Paul Krugman: The Politics of Spite
Roger Cohen: The Public Imperative
Lisa Jones: We Don't Surrender Until We Have To
The connections may not be obvious, but since I've started unspinning them, the themes wind around each other and mesh in surprising ways. So I'll start unspinning them here so that you can also enjoy that multiplicity.
Krugman excoriates the juvenilia that the National Review has emitted in response to the Olympic Committee's rejection of Chicago's bid and President Obama's part in that bid. Helmut excerpted part of the op-ed that I keep going back to. How does one define oneself? And what does it mean for an entire political party to define itself solely by opposition, no matter how unthinking?

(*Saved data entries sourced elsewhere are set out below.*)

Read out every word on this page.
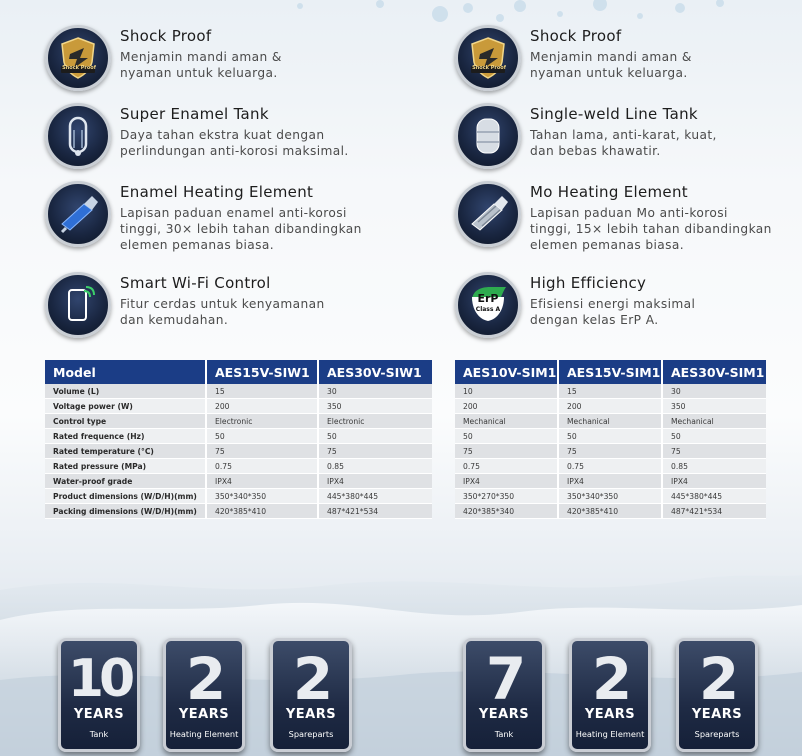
Shock Proof
Shock Proof
Menjamin mandi aman &
nyaman untuk keluarga.	Shock Proof
Shock Proof
Menjamin mandi aman &
nyaman untuk keluarga.
Super Enamel Tank
Daya tahan ekstra kuat dengan
perlindungan anti-korosi maksimal.
Single-weld Line Tank
Tahan lama, anti-karat, kuat,
dan bebas khawatir.
Enamel Heating Element
Lapisan paduan enamel anti-korosi
tinggi, 30× lebih tahan dibandingkan
elemen pemanas biasa.
Mo Heating Element
Lapisan paduan Mo anti-korosi
tinggi, 15× lebih tahan dibandingkan
elemen pemanas biasa.
Smart Wi-Fi Control
Fitur cerdas untuk kenyamanan
dan kemudahan.
ErP
Class A
High Efficiency
Efisiensi energi maksimal
dengan kelas ErP A.
Model		AES15V-SIW1		AES30V-SIW1
Volume (L)		15		30
Voltage power (W)		200		350
Control type		Electronic		Electronic
Rated frequence (Hz)		50		50
Rated temperature (°C)		75		75
Rated pressure (MPa)		0.75		0.85
Water-proof grade		IPX4		IPX4
Product dimensions (W/D/H)(mm)		350*340*350		445*380*445
Packing dimensions (W/D/H)(mm)		420*385*410		487*421*534
AES10V-SIM1		AES15V-SIM1		AES30V-SIM1
10		15		30
200		200		350
Mechanical		Mechanical		Mechanical
50		50		50
75		75		75
0.75		0.75		0.85
IPX4		IPX4		IPX4
350*270*350		350*340*350		445*380*445
420*385*340		420*385*410		487*421*534
10
YEARS
Tank
2
YEARS
Heating Element
2
YEARS
Spareparts
7
YEARS
Tank
2
YEARS
Heating Element
2
YEARS
Spareparts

Cohen contemplates the differences in attitude toward health care between America and Europe and finds that the difference goes deep. He also identifies part of what was once the Republican response: rugged individualism. And he emphasizes that adjective, which has so unthinkingly become part of that noun in political usage. I started thinking of other sorts of individualism: pushing gender boundaries, removing oneself from the competition for material possessions, making oneself electronically unavailable so that one might spend time thinking. They don't fit so well with the rugged sort of individualism.
Lisa Jones pushed some boundaries and found an unusual person, an individual, who well might be described as rugged but who might not find a home in the Republican Party. She does a good job of describing some things that I can identify with, that most of us might be able to identify with, but we hardly ever talk about.
The boys at National Review just might take a few minutes away from their keyboards to think about Jones's article. Print it out, fellas, and go sit down under a tree and read it.